Kotler dan Amstrong (1997)
perilaku konsumen sebagai perilaku pembelian konsumen akhir, baik individu maupun rumah tangga, yang membeli produk untuk konsumsi personal.
Mullen dan Johnson (1990)
Perilaku Konsumen sebagai pengkajian dari perilaku manusia sehari-hari.
Winardi (1991)
perilaku konsumen sebagai perilaku yang ditujukan oleh orang-orang dalam merencanakan, membeli, dan menggunakan barang-barang ekonomi dan jasa.
Ujang Sumarwan (2000)
secara sederhana, studi perilaku konsumen meliputi hal-hal sebagai berikut, Apa yang dibeli konsumen? (what they buy?), mengapa konsumen membelinya? (why they buy it?), kapan mereka membelinya? (when they buy it?), dimana mereka membelinya? (where they buy itu?), berapa sering mereka membelinya? (how often they buy itu?), berapa sering mereka menggunakannya? (how often they use it?)

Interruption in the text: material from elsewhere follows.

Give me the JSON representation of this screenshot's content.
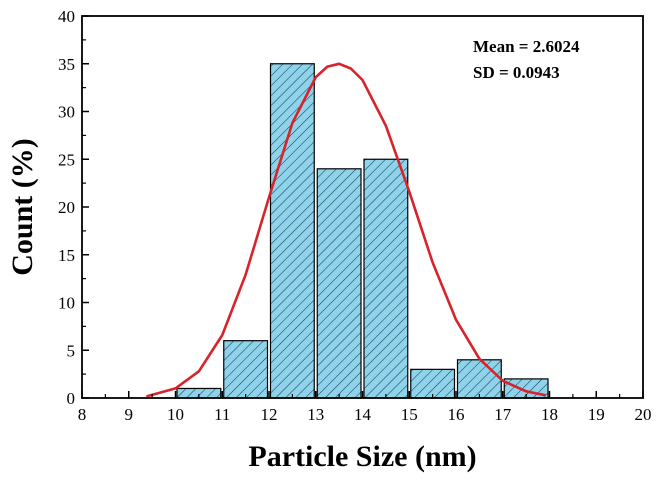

Pendekatan Perilaku Konsumen

 Pendekatan Kardinal/Marginal Utility
Meskipun pendekatan guna cardinal seperti diketengahkan di atas mempunyai kelemahan berupa tidak realistis asumsi dapat diukurnya kepuasan seseorang,namun dari segi lain,pendekatan cardinal ini mempunyai kelebihan tersediri.Adapun salah satunya kelebihan yang paling menonjol ialah berupa lebih mudahnya isi konsepsi cardinal untuk diselami,khususnya bagi mereka yang pertama kali mudah dimengerti mengapa dalam kebanyakan buku teks menggunakan pendekatan cardinal yang mandahului uraian mengenai teori konsumen yang menggunakan pendekatan ordinal.Sebelumnya asumsi – asumsi yang mendasari pendekatan cardinal disebutkan dan diuraikan secara eksplisit .Disamping itu asumsi rasionalis dan pengetahuan yang sempurna seperti telah disinggungkan di depan,asumsi – asumsi dibawah ini merupakan asumsi – asumsi dasar yang khas untuk teori konsumen yang menggunakan pendekatan cardinal yaitu :
• Asumsi bahwa guna barang – barang atau jasa – jasa konsumsi dapat diukur
• Asumsi guna batas uang yang konstan dan guna batas barang – barang konsumsi yang menurun
• Asumsi bahwa anggaran pengeluaran rumah tangga konsumen sama sebesar pendekatan yang diterimanya
• Asumsi guna total yang mempunyaii sifat aditif.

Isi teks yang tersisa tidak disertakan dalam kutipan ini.